In a nutshell - moving hosts may not be the issue. You should concentrate on finding out exactly how they did what they did. Look through your logs (web logs, messages logs, etc.) You need to find how they did it so you can fix the cause. If you move hosts and you didn't fix the problem, you may just get hacked again.
| 3:29 am on Jul 30, 2004 (gmt 0)|
It may not be the hosts fault at all, your machine may have spyware on it. Restore your site then go to another machine and change your password and don't use new password on your machine.

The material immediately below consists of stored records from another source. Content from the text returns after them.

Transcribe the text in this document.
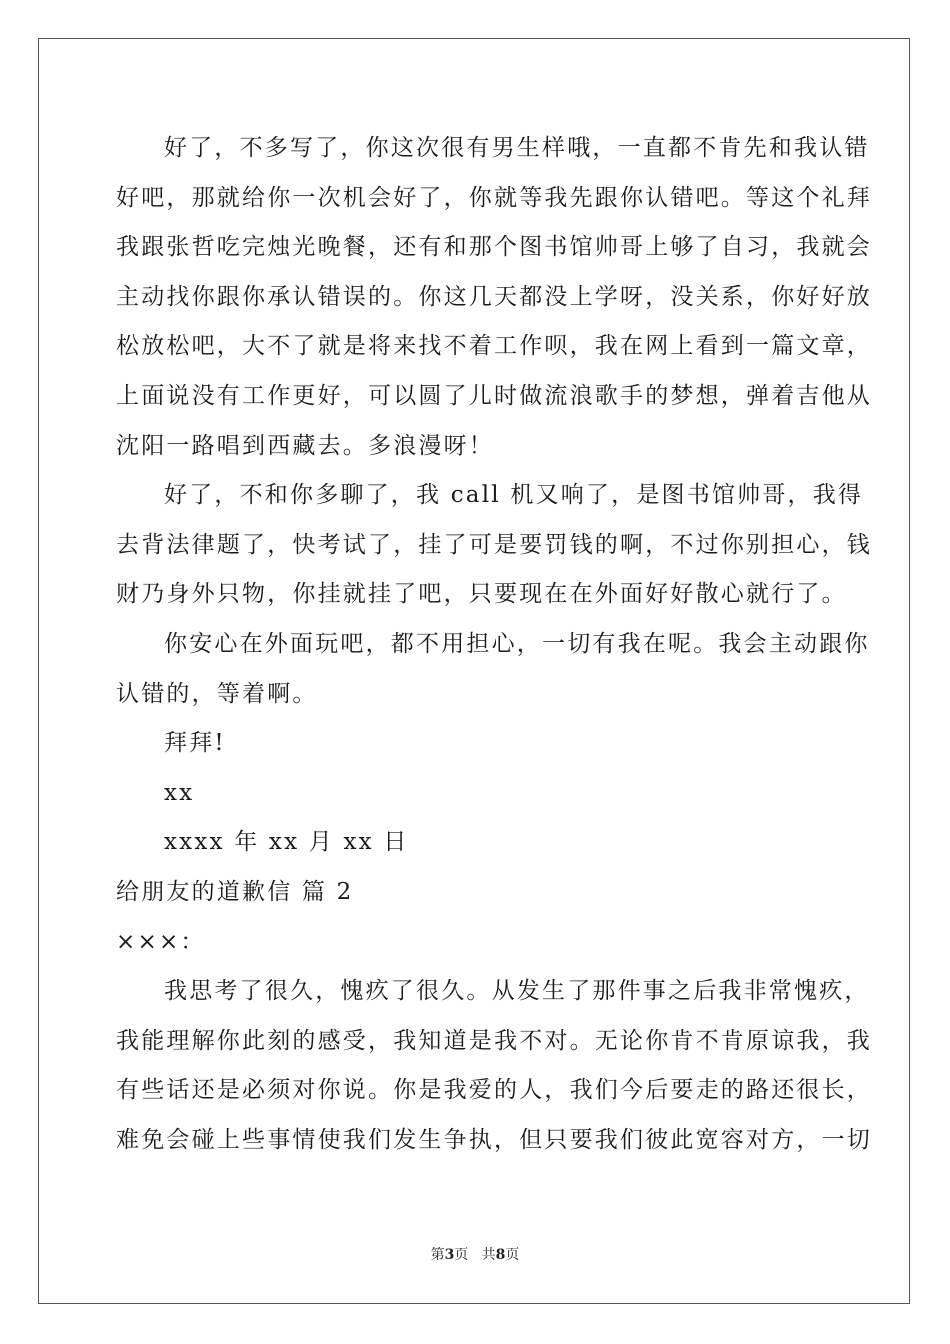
好了，不多写了，你这次很有男生样哦，一直都不肯先和我认错
好吧，那就给你一次机会好了，你就等我先跟你认错吧。等这个礼拜
我跟张哲吃完烛光晚餐，还有和那个图书馆帅哥上够了自习，我就会
主动找你跟你承认错误的。你这几天都没上学呀，没关系，你好好放
松放松吧，大不了就是将来找不着工作呗，我在网上看到一篇文章，
上面说没有工作更好，可以圆了儿时做流浪歌手的梦想，弹着吉他从
沈阳一路唱到西藏去。多浪漫呀！
好了，不和你多聊了，我 call 机又响了，是图书馆帅哥，我得
去背法律题了，快考试了，挂了可是要罚钱的啊，不过你别担心，钱
财乃身外只物，你挂就挂了吧，只要现在在外面好好散心就行了。
你安心在外面玩吧，都不用担心，一切有我在呢。我会主动跟你
认错的，等着啊。
拜拜!
xx
xxxx 年 xx 月 xx 日
给朋友的道歉信 篇 2
×××：
我思考了很久，愧疚了很久。从发生了那件事之后我非常愧疚，
我能理解你此刻的感受，我知道是我不对。无论你肯不肯原谅我，我
有些话还是必须对你说。你是我爱的人，我们今后要走的路还很长，
难免会碰上些事情使我们发生争执，但只要我们彼此宽容对方，一切
第3页   共8页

| 5:10 am on Jul 31, 2004 (gmt 0)|
Problem is hopefully solved now. We do have CC gateway installed and we had to disable some security attributes, because It did not work. I upload all files back and I will monitor all files, if there will be some changes.
| 6:57 am on Jul 31, 2004 (gmt 0)|
Are you hosted on IIS?
There is a method to take control over the filesystem of the server using the filesystem and ADSI object. The damage can be "somewhat" toned down if very strict permissions are set. You can view and change every single file on all drives that are mounted on the server. This exploit has been around for YEARS, from IIS4 to IIS6. Unfortunately Microsoft hasn't done anything about it yet.
I have been through many many host (shared environment), from cheap ones $12 bucks/mo to $49/mo, so far I have not seen 1 single host that has this problem resolved. Partially because setting the necessary permission to stop this exploit will also make many other software unuseable (most webcontrol panel) If you are serious in running a business online, get a dedicated and the problem will be solved.